Citizens welcomed the introduction and use
of technology. The results were tabulated, processed and reported far more
quickly than if the polls had been counted up in a manual fashion. However, not
all was well. It was revealed by computer programmer Joaquin Sorianello that
the Vot.ar electronic voting system provided by MSA and used in the Buenos
Aires election had
as security flaw. According to the site boing boing, “The Vot.ar system's
cryptographic certificates are easy to extract, creating an easy route to
manufacturing fake voting totals or simply overwhelming the service”.
Despite being “only” a programmer with no
ill will and no intention to hack into the election system for fraudulent
purposes, Joaquin Sorianello was
raided by the local Argentine police. All of his computer equipment and
storage devices were confiscated in the raid after he alerted MSA of the fatal
flaw. The revelation that the SSL certificates were being held on an unsecured
server did not come to light until 10 days after the election had concluded.
"If I wanted to hack or do something
harmful, Sorianello told La
Nacion, “I would not have told the company.”
This latest episode in Argentina clearly
illustrates a powerful lesson for the implementation of electronic voting
technology in a modern democracy. Security cannot be sacrificed in the name of
convenience. It is important for the electoral commissions of the world to work
only with trusted vendors with strong track records for security, transparency,
and privacy.
Technology played a very prominent role in last
year's general election in Brazil and the government there strove to
provide the highest level of security possible with its e-voting efforts.

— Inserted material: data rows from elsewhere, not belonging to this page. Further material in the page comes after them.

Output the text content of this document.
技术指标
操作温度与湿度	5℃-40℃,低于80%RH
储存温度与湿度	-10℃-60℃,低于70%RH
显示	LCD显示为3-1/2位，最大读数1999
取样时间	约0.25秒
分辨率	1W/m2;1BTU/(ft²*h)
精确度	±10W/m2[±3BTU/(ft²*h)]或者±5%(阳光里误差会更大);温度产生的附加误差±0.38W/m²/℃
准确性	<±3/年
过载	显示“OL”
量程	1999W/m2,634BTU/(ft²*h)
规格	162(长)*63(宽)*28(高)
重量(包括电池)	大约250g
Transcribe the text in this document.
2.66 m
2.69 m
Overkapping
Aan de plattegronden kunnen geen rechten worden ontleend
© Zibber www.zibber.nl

Similarly, Russian officials were able to stave
off attacks on its e-voting system. While it is impossible to protect
against all attacks from all directions, due diligence must be conducted to
reveal and solve any security flaws in the e-voting infrastructure well ahead
of a general election. Having a strong
audit system in place for before, during and after an election is a good
start.
It may be true that a more complex system
can be more difficult to manage and it may prove to be detrimental to providing
greater universal access for citizens wishing to exercise their democratic
right. However, if the system is not adequately secure, accurate and reliable,
no level of convenience will matter.